A mother prairie dog may have 4 litters in her lifetime. Breeding season occurs in March/April. When a female prairie dog is ready to give birth, she goes to the nursery burrow. The young, called pups, are born hairless and with eyes closed. In the nursery, the mother will take care of her pups until they are about six weeks old and ready to venture aboveground. At about one year of age, the young prairie dog may leave to start a new coterie by taking over abandoned tunnels or by digging new ones.
Little dog on the prairie
Prairie dogs live in the Great Plains areas of North America from Southern Canada to Mexico.
A dog’s diet
Prairie dogs eat grasses, roots, seeds, and other leafy plants, and these feeding habits have a big effect on the landscape. When tall plants are destroyed, the clearings created make it hard for predators to launch a sneak attack.
No floppy ears on these dogs
Black-tailed prairie dogs are generally tan in color, with lighter-colored bellies. Their tails have black tips, which is how they were named.

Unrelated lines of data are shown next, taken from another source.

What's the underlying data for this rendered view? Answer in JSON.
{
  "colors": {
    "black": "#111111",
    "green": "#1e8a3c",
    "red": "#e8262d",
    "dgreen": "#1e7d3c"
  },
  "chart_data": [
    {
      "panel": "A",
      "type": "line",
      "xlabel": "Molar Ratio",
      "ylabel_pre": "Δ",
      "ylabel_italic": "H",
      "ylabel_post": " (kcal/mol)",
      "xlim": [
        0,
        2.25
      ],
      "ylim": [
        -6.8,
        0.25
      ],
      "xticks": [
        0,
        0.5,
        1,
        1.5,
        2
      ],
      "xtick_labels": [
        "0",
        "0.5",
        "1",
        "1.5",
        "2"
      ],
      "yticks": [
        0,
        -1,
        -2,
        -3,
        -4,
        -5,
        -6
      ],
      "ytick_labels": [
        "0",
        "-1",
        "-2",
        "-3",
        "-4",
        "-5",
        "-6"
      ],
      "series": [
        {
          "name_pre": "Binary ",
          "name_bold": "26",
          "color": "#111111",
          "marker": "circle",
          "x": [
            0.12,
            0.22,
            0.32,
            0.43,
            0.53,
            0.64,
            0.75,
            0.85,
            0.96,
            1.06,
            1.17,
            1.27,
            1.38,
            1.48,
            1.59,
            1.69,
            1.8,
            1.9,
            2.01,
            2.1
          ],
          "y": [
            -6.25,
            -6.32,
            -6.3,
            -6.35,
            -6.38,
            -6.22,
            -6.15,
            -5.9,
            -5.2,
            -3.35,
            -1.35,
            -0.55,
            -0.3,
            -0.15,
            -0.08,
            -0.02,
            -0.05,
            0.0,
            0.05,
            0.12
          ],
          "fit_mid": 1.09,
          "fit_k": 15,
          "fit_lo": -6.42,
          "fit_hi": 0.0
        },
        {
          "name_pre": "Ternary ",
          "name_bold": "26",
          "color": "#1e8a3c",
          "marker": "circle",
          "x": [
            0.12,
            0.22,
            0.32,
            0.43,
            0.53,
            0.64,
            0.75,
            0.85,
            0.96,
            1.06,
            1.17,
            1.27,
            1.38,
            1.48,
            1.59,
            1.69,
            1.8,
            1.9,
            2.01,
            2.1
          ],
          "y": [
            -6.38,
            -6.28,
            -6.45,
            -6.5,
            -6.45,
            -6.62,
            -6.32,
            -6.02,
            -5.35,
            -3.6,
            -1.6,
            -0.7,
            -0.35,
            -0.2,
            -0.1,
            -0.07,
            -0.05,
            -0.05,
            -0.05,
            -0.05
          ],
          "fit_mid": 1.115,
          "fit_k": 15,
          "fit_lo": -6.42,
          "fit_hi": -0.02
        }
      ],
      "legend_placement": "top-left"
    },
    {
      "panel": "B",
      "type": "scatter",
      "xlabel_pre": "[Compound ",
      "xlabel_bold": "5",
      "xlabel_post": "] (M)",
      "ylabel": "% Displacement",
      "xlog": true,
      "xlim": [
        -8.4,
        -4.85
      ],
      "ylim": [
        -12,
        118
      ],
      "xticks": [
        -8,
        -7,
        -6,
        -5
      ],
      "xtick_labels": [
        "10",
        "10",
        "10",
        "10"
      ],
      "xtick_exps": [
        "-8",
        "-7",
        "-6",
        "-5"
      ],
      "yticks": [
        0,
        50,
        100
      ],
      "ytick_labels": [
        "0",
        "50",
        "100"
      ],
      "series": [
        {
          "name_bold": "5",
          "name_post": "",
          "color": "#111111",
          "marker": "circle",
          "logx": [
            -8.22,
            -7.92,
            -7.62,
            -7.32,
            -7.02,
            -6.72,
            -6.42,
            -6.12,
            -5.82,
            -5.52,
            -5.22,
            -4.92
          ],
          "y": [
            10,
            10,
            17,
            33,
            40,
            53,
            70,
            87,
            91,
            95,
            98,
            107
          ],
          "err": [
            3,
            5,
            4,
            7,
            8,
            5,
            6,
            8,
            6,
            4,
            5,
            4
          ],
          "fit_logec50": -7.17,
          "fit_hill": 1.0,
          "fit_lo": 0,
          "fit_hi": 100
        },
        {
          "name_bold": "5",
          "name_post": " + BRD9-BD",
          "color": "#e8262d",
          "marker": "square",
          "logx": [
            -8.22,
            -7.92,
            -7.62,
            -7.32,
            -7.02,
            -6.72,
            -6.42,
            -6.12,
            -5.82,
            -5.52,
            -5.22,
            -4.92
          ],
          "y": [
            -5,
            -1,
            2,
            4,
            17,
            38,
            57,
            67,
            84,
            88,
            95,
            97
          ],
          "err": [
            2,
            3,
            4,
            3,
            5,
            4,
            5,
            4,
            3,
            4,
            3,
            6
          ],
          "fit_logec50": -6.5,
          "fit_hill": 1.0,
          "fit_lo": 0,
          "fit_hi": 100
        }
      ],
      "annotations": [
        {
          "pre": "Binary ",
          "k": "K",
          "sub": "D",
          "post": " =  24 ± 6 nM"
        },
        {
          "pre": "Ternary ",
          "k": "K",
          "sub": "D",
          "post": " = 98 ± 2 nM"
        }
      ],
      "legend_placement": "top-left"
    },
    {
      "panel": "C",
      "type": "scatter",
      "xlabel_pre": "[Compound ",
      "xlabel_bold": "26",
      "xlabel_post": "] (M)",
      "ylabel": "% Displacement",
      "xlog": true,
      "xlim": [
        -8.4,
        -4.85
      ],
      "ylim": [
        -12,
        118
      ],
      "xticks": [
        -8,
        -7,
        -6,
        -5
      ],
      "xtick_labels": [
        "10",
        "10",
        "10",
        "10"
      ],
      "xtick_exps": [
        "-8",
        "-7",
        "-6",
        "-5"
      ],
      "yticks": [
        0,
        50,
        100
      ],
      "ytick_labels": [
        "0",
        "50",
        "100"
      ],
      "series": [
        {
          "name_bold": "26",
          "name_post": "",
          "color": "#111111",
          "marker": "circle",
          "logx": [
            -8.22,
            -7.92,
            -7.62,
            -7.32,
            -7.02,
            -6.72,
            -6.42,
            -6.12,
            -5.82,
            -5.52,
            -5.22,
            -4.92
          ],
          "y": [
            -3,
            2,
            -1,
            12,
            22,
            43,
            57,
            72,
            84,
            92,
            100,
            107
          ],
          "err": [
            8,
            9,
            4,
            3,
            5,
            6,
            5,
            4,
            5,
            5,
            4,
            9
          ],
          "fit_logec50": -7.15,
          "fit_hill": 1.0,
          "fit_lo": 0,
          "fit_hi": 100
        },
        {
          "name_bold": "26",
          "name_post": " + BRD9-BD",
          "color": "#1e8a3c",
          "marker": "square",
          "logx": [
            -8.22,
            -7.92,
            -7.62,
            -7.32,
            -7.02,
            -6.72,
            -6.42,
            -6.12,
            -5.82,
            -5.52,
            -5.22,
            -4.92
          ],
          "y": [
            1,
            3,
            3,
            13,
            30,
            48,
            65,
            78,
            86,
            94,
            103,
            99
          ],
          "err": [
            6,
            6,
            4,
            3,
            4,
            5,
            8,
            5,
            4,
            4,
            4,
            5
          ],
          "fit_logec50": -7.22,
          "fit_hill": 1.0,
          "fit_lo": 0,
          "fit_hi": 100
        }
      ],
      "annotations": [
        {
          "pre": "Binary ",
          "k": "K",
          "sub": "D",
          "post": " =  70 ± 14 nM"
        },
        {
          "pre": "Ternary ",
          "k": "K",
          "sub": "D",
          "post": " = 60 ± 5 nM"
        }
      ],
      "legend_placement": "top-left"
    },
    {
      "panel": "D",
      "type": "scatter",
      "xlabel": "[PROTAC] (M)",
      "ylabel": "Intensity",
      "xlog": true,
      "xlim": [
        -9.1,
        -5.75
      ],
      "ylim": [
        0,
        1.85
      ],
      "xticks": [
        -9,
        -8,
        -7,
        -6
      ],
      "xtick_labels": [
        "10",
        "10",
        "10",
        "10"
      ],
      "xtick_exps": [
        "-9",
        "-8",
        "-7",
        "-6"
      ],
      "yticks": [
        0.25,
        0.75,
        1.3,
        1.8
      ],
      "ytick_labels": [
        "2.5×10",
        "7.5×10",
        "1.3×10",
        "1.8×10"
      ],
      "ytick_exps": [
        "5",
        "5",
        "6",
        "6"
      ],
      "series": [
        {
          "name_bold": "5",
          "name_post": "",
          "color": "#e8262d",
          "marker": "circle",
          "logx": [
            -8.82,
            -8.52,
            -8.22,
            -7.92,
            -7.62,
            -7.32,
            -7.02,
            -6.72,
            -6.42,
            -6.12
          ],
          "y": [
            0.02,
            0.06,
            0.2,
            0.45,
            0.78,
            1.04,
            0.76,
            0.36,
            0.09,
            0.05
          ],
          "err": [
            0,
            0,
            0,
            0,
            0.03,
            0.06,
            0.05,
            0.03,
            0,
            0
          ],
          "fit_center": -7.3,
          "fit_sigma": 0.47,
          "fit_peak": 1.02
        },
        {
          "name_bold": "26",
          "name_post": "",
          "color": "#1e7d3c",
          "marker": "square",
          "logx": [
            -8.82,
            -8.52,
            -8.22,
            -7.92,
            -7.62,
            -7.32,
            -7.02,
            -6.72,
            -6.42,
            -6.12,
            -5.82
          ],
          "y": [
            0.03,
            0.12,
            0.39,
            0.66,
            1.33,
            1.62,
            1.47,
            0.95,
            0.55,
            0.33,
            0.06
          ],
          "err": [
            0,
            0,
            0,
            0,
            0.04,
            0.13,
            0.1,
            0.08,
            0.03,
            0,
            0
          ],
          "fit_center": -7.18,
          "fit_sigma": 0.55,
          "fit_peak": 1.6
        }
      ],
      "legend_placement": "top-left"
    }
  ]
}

Settlers called these animals “dogs” because of their high-pitched, bark-like call.
A true underground town
Prairie dogs are very social rodents that live in huge underground burrows called “towns.” Undisturbed towns have tens of thousands of prairie dog residents and go for miles in every direction. Each town consists of subgroups, or “wards,” and wards are in turn split into family groups called “coteries.” Each coterie defends a home territory of about one acre from surrounding coteries. The typical coterie territory has 70 separate burrow entrances. The mounds provide protection from the weather and give the little prairie dogs some extra height when watching for predators. Underground, the tunnels contain separate chambers for sleeping, rearing young, and eliminating waste. Although prairie dogs spend much of the day looking for food, they do not store food in their burrows.
That’s a lot of holes!
One prairie dog town discovered in Texas in 1900 was the size of the state of Maryland and was thought to contain some 400 million prairie dogs in its tunnels!
When prairie dogs compete for territory, they stare at each other, chatter their teeth, and flare their tails. These territorial arguments may last for more than 30 minutes and sometimes include fights and chases. Although prairie dogs can be fiercely territorial about their coterie, they cooperate with surrounding families by acting as lookouts to warn each other of invading predators or other signs of danger. When a predator approaches, the first alert prairie dog gives a sharp warning call, bobs up and down in excitement, calls again, and then plunges into the burrow below. This warning call is a 2-syllable bark, issued at about 40 barks per minute. Other lookouts farther from the danger zone take up the watch, noting the progress of the predator and alerting the town members along the route.